Most industrialized countries face a growing number of single-parent families headed by a woman, and the needs of such families are receiving greater consideration now than ever before. Recommendations for legislative changes providing more varied and more adequate support to such families are being actively considered in many countries. Special measures such as housing for single-parent families, increases in day-care facilities and special maintenance allowances for single-parent families will reduce the difficulties in keeping and caring for the children of such families. Consequently, single mothers are likely to be in a better position in the future to raise their own children rather than surrender them for adoption, and policy changes are likely to move in the direction of reducing disincentives to surrender the child for adoption.

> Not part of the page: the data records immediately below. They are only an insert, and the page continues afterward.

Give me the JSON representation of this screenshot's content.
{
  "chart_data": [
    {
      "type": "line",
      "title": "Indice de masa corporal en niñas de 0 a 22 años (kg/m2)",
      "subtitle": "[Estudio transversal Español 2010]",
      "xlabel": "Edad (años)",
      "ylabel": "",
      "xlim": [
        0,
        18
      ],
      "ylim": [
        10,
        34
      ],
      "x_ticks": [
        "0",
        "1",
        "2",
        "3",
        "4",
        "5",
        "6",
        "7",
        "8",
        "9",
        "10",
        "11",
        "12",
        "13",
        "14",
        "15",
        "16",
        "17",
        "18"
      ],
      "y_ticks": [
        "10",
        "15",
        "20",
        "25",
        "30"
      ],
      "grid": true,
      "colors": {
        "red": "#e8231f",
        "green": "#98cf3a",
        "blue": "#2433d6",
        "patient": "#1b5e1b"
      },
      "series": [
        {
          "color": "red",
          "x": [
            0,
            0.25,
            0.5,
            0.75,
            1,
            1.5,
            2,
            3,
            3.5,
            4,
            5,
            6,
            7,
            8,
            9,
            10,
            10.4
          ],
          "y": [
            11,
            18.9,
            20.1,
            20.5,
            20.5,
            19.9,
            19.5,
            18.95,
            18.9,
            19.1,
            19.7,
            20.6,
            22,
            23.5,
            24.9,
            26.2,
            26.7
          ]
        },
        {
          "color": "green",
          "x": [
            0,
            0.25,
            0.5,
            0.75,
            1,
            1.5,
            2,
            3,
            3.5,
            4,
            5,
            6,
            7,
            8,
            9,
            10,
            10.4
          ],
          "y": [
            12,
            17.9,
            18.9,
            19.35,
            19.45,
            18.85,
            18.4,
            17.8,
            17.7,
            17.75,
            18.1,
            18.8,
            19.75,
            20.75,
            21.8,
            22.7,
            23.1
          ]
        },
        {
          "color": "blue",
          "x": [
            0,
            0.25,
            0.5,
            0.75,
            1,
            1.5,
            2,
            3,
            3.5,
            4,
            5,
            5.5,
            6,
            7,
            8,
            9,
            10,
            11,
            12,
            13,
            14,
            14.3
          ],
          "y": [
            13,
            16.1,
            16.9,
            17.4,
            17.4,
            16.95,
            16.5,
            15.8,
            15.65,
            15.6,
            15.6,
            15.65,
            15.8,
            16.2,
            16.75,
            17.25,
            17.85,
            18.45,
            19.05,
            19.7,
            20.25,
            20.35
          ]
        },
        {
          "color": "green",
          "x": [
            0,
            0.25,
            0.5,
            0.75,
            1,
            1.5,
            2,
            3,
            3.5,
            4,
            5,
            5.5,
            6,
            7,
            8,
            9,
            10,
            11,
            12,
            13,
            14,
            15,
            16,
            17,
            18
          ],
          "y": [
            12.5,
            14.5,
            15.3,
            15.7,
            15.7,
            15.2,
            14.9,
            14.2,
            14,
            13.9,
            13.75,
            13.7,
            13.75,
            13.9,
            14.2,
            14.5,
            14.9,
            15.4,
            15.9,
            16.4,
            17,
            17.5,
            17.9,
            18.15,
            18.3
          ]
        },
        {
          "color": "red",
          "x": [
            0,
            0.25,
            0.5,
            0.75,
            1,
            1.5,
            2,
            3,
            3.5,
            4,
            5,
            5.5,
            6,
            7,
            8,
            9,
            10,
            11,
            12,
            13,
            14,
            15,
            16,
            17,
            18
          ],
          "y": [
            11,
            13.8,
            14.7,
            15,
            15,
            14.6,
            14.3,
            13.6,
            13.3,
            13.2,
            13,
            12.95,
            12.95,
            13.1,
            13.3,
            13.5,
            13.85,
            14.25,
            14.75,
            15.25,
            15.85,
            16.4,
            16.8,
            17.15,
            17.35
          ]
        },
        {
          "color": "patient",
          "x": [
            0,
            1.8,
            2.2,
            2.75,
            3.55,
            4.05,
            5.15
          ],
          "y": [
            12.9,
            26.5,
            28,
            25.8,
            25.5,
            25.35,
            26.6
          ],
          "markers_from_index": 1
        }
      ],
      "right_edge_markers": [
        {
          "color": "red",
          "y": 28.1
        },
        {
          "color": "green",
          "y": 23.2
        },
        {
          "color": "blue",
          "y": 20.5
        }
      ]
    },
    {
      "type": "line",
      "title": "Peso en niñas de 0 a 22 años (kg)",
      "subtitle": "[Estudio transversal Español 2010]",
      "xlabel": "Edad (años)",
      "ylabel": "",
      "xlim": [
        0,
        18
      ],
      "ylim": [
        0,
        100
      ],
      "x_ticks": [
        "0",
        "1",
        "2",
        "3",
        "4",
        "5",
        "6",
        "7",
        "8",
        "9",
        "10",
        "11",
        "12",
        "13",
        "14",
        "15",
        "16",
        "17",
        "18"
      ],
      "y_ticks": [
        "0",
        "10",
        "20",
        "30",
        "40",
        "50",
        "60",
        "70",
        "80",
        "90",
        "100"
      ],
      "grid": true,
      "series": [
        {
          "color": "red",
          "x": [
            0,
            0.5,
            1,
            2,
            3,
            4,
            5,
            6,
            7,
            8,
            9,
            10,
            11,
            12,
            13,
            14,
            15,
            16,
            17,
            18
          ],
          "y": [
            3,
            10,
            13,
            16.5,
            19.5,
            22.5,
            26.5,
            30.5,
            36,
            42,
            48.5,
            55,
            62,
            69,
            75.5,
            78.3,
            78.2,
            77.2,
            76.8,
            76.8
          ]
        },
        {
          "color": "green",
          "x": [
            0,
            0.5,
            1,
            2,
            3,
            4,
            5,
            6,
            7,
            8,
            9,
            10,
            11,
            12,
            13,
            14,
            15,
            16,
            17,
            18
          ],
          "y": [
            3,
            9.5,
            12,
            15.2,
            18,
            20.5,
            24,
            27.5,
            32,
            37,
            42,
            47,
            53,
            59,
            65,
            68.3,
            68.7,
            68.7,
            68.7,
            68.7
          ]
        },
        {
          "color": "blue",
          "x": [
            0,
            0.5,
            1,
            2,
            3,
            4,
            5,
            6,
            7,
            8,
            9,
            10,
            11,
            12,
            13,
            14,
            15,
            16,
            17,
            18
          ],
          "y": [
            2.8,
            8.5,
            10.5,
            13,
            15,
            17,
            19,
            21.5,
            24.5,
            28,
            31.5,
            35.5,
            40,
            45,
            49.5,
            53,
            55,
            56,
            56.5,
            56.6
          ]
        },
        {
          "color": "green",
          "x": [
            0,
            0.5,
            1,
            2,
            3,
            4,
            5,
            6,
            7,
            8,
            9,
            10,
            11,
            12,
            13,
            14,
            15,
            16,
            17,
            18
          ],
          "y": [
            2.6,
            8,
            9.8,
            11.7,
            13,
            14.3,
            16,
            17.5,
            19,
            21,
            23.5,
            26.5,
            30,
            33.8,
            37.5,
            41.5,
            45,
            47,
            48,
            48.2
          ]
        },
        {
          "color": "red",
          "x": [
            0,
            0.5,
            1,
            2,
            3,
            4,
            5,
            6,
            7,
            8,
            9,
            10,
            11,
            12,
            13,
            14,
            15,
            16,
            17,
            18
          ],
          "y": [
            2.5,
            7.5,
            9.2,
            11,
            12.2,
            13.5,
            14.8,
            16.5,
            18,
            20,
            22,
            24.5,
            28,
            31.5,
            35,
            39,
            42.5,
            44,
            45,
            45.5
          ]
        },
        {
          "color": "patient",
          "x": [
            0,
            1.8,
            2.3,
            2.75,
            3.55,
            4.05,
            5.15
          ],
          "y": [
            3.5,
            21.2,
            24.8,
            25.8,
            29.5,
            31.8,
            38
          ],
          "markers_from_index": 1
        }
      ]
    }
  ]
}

The general climate of social attitudes has also changed in ways which currently make it easier for the unmarried mother to keep and raise her child. If the label of unmarried mother results in rejection, embarrassment, guilt, anxiety, or a self-image of moral inferiority and deviance, and is reinforced by the reaction of others, then incentives towards surrender are high. However, an increasingly more neutral, less punitive attitude towards the unmarried mother attenuates the incentives towards surrender.

Demographic changes also result in a reduction in the number of children available for adoption. The low birth rates of the 1965-1975 decade project a smaller group of adolescents and young adults in the near future. This is the age group for which the rate of illegitimacy is highest and for whom the difficulties in keeping and raising a child are greatest. The pressure of circumstances predisposing to surrender are greatest for this group, as is the pressure from parents, on whom the adolescent is likely to be dependent. Contraction of the size of this cohort group makes for a reduction in children available for adoption. The lowering of the age at which a child is no longer regarded as a minor legally dependent on parents may likewise result in a reduction in the number of children available for adoption. The trend is towards a reduction in the age of emancipation from 21 to 18 years. A larger number of adolescents with unwanted pregnancies will be in a position to make independent decisions regarding abortion and keeping their children without involving the consent of their parents. The greater weight of such parental pressure has been in the direction of surrender of the out-of-wedlock child. Earlier emancipation will tend to reduce the potency of pressure in this direction.

Because of related travel expenses and the decreasing availability of adoptable children, an average overseas adoption costs parents between $10,000 to $15,000. According to a 1993 report, approximately 400,000 children reside in foster homes and orphanages in the USA, but only 36,000 qualify for adoption. 29 out of 30 US candidates have realized their hopes of adoption are highly limited if they pin their hopes on adopting North American infants.